Per passare dalla ricerca alla domanda, prepara una piccola cartella familiare:

  1. Controlla l’ISEE e il nucleo associato alla prestazione.
  2. Annota le date degli eventi, soprattutto nascite e ingressi in famiglia.
  3. Raccogli i documenti richiesti dal servizio, incluse ricevute e coordinate di pagamento.
  4. Conserva il protocollo di ogni domanda e verifica eventuali richieste di integrazione.
  5. Consulta Comune e Regione per eventuali bandi locali, leggendo requisiti e scadenze del territorio.

Nel budget domestico considera separatamente somme già riconosciute e contributi ancora da valutare. Questa distinzione aiuta a programmare rette, bollette e spese dei figli senza contare in anticipo su importi incerti.

Domande frequenti sui bonus famiglia 2026

Si possono ottenere aiuti senza ISEE?

Sì: l’Assegno unico e il bonus nido prevedono importi minimi anche senza indicatore, rispettando gli altri requisiti. Per altre misure l’ISEE è invece una condizione di accesso.

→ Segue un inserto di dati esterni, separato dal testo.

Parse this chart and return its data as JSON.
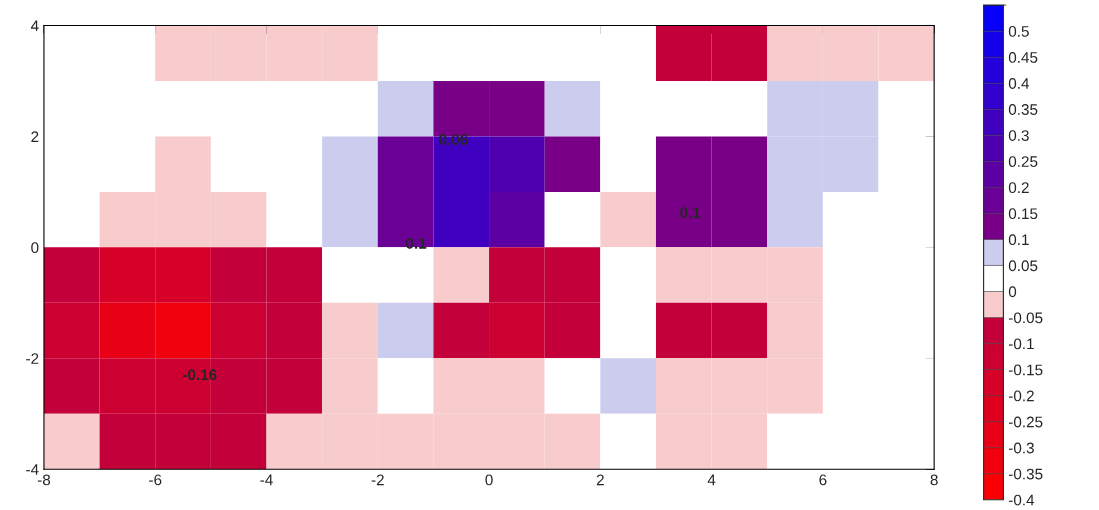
{
  "chart_data": {
    "type": "heatmap",
    "x": [
      -7.5,
      -6.5,
      -5.5,
      -4.5,
      -3.5,
      -2.5,
      -1.5,
      -0.5,
      0.5,
      1.5,
      2.5,
      3.5,
      4.5,
      5.5,
      6.5,
      7.5
    ],
    "y": [
      3.5,
      2.5,
      1.5,
      0.5,
      -0.5,
      -1.5,
      -2.5,
      -3.5
    ],
    "xlim": [
      -8,
      8
    ],
    "ylim": [
      -4,
      4
    ],
    "xticks": [
      -8,
      -6,
      -4,
      -2,
      0,
      2,
      4,
      6,
      8
    ],
    "yticks": [
      -4,
      -2,
      0,
      2,
      4
    ],
    "clim": [
      -0.4,
      0.55
    ],
    "cticks": [
      -0.4,
      -0.35,
      -0.3,
      -0.25,
      -0.2,
      -0.15,
      -0.1,
      -0.05,
      0,
      0.05,
      0.1,
      0.15,
      0.2,
      0.25,
      0.3,
      0.35,
      0.4,
      0.45,
      0.5
    ],
    "cells": [
      [
        0.025,
        0.025,
        -0.025,
        -0.025,
        -0.025,
        -0.025,
        0.025,
        0.025,
        0.025,
        0.025,
        0.025,
        -0.075,
        -0.075,
        -0.025,
        -0.025,
        -0.025
      ],
      [
        0.025,
        0.025,
        0.025,
        0.025,
        0.025,
        0.025,
        0.075,
        0.125,
        0.125,
        0.075,
        0.025,
        0.025,
        0.025,
        0.075,
        0.075,
        0.025
      ],
      [
        0.025,
        0.025,
        -0.025,
        0.025,
        0.025,
        0.075,
        0.175,
        0.325,
        0.275,
        0.125,
        0.025,
        0.125,
        0.125,
        0.075,
        0.075,
        0.025
      ],
      [
        0.025,
        -0.025,
        -0.025,
        -0.025,
        0.025,
        0.075,
        0.175,
        0.325,
        0.225,
        0.025,
        -0.025,
        0.125,
        0.125,
        0.075,
        0.025,
        0.025
      ],
      [
        -0.075,
        -0.175,
        -0.175,
        -0.075,
        -0.075,
        0.025,
        0.025,
        -0.025,
        -0.075,
        -0.075,
        0.025,
        -0.025,
        -0.025,
        -0.025,
        0.025,
        0.025
      ],
      [
        -0.125,
        -0.275,
        -0.325,
        -0.125,
        -0.075,
        -0.025,
        0.075,
        -0.075,
        -0.125,
        -0.075,
        0.025,
        -0.075,
        -0.075,
        -0.025,
        0.025,
        0.025
      ],
      [
        -0.075,
        -0.125,
        -0.125,
        -0.075,
        -0.075,
        -0.025,
        0.025,
        -0.025,
        -0.025,
        0.025,
        0.075,
        -0.025,
        -0.025,
        -0.025,
        0.025,
        0.025
      ],
      [
        -0.025,
        -0.075,
        -0.075,
        -0.075,
        -0.025,
        -0.025,
        -0.025,
        -0.025,
        -0.025,
        -0.025,
        0.025,
        -0.025,
        -0.025,
        0.025,
        0.025,
        0.025
      ]
    ],
    "annotations": [
      "0.06",
      "0.1",
      "-0.16",
      "0.1"
    ]
  }
}
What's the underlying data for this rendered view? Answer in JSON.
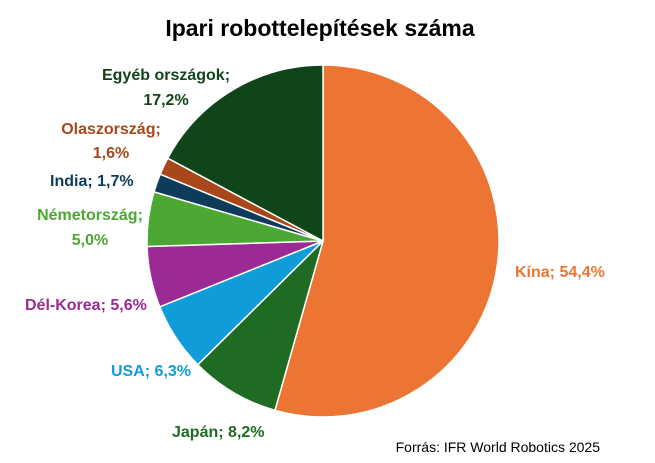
{
  "chart_data": {
    "type": "pie",
    "title": "Ipari robottelepítések száma",
    "source": "Forrás: IFR World Robotics 2025",
    "start_angle_deg": 0,
    "direction": "clockwise",
    "slices": [
      {
        "label": "Kína; 54,4%",
        "value": 54.4,
        "color": "#ED7534"
      },
      {
        "label": "Japán; 8,2%",
        "value": 8.2,
        "color": "#1F6B24"
      },
      {
        "label": "USA; 6,3%",
        "value": 6.3,
        "color": "#109CD8"
      },
      {
        "label": "Dél-Korea; 5,6%",
        "value": 5.6,
        "color": "#9C2A94"
      },
      {
        "label": "Németország; 5,0%",
        "value": 5.0,
        "color": "#4DA733"
      },
      {
        "label": "India; 1,7%",
        "value": 1.7,
        "color": "#0F3B5A"
      },
      {
        "label": "Olaszország; 1,6%",
        "value": 1.6,
        "color": "#A8481A"
      },
      {
        "label": "Egyéb országok; 17,2%",
        "value": 17.2,
        "color": "#10451A"
      }
    ]
  }
}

Assegno unico e bonus nido sono cumulabili?

Sì, l’Assegno unico non assorbe il bonus nido, come chiarisce la scheda INPS citata sopra. Ciascuna prestazione mantiene però i propri requisiti e la propria procedura.

Esiste una domanda unica per tutti i bonus?

No. Aggiornare la DSU è un passaggio comune a molte agevolazioni, ma non sostituisce le richieste previste dai singoli servizi. Parti dalle misure adatte alla tua situazione e verifica ogni pratica nel portale dell’ente competente.